Members who agree that their credit union looks out for their financial wellbeing are three times more likely to be engaged. And, engaged members are 39% more likely to sign up for new services, 49% more likely to increase balances, and 32% more likely to seek out their credit union first for financial advice.
But, often, credit union leaders conflate financial health with financial wellbeing. These are not the same. Financial health is about money; financial wellbeing is about a person’s emotional relationship with that money. If you are making decisions for your credit union based on an inaccurate premise of financial health and trying instead to differentiate based on friendly service, you’re missing the opportunity to serve members as fully as you could be and will lose members to your banking brethren.
Gallup research has found that financial wellbeing does tend to get better with higher income. That might not be surprising; however, our research has also found that is not always the case. It is common that people have high financial health and low financial wellbeing — and vice versa. For example, of those earning more than $120,000 per year, 43% are struggling or suffering in their financial wellbeing. As such, there are opportunities across all socioeconomic groups to improve financial wellbeing.
When the novel coronavirus hit in 2020, the U.S. population entered a stark reality within a matter of weeks as daily significant stress and worry spiked to an unprecedented magnitude. According to Gallup’s U.S. panel study, 50% of people were worried they would experience not only financial hardship but severe financial hardship. This concern spanned well past the initial onset of the virus.
Notably, for the eight credit unions participating in the Callahan-Gallup Collaborative Financial Wellbeing and Member Engagement Program, membership financial wellbeing improved.
During the onset of the pandemic — from March through May 2020 — 35% of respondents reported they were “thriving” in their financial wellbeing. For the seven months following — June through December 2020 — 40% reported such. In fact, members averaged higher levels of financial wellbeing during the seven-month period of June through December than they did in January and February of 2020 — two months before the onset of the pandemic. Members’ emotional relationship to their money contained a greater sense of hope than what the financial health numbers on face value would portray.
So, what does this mean for the future of member service? Credit unions need to see members as people first — the person behind the numbers. And to truly know your members, you must understand them through their emotions — worry, confidence, and enjoyment. Believe it or not, this approach is a complete paradigm shift for most credit unions.
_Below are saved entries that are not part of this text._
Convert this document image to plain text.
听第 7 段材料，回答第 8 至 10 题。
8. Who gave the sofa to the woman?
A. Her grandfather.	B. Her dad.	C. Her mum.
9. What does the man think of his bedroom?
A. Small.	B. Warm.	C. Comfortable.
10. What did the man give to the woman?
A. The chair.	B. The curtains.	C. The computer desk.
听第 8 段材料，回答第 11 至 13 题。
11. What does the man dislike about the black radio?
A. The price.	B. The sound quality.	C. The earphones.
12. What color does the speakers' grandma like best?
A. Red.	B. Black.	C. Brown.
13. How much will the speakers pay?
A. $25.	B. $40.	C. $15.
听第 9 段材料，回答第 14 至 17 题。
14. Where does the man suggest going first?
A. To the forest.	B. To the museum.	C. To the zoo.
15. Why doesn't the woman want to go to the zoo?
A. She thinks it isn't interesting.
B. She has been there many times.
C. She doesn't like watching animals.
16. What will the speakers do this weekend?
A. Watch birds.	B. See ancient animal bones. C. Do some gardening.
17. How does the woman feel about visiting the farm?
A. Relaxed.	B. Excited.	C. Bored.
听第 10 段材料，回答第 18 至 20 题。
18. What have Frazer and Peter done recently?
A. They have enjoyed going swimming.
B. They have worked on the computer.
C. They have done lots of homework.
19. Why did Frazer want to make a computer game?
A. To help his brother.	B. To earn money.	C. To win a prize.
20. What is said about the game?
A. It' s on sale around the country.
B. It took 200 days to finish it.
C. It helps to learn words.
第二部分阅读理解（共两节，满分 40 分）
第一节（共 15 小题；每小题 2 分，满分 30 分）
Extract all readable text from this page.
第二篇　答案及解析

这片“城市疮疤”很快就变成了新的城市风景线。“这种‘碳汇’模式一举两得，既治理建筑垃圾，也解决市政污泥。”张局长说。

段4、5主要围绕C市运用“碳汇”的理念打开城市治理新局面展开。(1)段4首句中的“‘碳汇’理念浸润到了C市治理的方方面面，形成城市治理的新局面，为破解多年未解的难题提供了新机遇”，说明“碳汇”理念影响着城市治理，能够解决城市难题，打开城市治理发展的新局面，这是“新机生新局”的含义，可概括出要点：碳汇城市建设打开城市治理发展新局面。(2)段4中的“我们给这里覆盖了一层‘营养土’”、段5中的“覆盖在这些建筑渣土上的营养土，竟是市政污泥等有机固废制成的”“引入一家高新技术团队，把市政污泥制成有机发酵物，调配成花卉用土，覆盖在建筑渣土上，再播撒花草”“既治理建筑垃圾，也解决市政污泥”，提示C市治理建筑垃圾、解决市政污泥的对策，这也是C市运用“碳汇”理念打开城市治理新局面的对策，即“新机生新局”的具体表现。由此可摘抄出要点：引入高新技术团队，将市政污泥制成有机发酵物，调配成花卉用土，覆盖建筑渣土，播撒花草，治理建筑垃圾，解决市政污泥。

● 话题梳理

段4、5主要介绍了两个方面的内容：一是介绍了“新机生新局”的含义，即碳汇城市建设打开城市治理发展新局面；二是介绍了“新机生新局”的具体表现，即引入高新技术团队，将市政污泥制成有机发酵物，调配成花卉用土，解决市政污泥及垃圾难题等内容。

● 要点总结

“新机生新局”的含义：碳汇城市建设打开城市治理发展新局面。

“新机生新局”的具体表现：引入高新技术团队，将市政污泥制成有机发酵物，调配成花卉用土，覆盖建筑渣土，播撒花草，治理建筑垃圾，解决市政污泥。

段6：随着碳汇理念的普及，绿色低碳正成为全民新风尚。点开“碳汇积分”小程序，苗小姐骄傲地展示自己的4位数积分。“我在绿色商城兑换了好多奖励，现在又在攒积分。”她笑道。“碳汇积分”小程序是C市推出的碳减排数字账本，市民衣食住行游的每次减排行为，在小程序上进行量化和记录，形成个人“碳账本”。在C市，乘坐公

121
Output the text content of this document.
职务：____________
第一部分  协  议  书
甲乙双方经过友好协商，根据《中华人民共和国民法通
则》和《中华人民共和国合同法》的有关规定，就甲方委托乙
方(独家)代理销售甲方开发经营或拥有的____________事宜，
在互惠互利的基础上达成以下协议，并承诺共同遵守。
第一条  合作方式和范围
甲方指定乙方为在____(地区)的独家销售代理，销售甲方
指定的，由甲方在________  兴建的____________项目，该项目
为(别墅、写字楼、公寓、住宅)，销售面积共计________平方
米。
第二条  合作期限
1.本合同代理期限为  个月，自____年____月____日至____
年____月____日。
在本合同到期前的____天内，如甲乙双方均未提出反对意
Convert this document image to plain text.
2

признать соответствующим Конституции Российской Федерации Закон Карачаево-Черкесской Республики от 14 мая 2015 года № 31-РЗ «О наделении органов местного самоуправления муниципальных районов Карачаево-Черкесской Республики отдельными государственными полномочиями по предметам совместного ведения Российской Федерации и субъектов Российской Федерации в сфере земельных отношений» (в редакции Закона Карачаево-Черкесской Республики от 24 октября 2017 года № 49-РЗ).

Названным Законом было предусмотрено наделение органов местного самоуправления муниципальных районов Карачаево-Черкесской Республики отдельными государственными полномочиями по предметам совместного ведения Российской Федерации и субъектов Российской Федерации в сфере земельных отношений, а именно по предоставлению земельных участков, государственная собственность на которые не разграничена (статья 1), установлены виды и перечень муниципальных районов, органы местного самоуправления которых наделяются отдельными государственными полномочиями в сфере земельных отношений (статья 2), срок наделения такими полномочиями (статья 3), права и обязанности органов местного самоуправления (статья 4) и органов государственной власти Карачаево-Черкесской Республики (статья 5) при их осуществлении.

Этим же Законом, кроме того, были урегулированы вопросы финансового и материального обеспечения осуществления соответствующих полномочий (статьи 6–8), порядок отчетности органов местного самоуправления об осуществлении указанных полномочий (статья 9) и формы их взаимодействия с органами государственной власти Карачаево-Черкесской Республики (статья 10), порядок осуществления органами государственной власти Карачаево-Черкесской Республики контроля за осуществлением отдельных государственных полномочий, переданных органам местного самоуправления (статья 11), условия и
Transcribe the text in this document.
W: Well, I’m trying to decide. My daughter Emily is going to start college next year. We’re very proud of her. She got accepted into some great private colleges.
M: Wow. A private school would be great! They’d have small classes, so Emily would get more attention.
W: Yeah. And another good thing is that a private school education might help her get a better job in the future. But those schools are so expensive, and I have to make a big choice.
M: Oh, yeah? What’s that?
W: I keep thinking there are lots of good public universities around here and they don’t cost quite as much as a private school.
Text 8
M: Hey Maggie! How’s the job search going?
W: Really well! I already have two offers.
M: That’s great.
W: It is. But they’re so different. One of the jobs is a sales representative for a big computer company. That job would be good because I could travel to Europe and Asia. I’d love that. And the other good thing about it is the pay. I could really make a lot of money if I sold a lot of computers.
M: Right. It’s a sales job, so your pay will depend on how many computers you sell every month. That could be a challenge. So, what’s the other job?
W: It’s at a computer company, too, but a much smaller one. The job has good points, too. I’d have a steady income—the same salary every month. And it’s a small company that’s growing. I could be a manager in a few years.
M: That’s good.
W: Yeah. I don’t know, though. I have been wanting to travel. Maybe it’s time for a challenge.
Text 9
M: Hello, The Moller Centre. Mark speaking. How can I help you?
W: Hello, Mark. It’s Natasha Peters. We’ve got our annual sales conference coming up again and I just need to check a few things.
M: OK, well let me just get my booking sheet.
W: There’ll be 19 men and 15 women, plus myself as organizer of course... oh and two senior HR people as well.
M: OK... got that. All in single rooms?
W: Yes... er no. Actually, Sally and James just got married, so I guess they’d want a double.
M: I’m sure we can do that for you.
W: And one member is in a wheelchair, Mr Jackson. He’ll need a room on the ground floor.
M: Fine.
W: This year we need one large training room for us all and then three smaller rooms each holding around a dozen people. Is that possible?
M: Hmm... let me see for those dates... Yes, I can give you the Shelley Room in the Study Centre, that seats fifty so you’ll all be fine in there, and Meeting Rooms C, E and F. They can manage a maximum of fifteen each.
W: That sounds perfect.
In a world of self-serving member experience metrics like “will you recommend me” or “am I your primary financial institution,” supporting a member’s financial wellbeing is refreshingly about them — “how are you doing” and “how can I better support you.” To put it another way, supporting a member’s financial wellbeing is the pinnacle of service.
Unfortunately, fewer than half believe their credit union looks out for their financial wellbeing. In 2016, credit unions had a 16% market edge compared to banks on this metric. In 2020, their edge was down to only 8%. Service has become a ubiquitous benefit touted by credit unions and banks over time.
But credit unions can regain their edge. If you were to think about the member story you are most proud of, my bet is the story would be one of financial wellbeing. When members take control their financial wellbeing, they change their destiny. And when credit unions view their own processes, products, and services through the lens of member financial wellbeing, their mission and margin soars.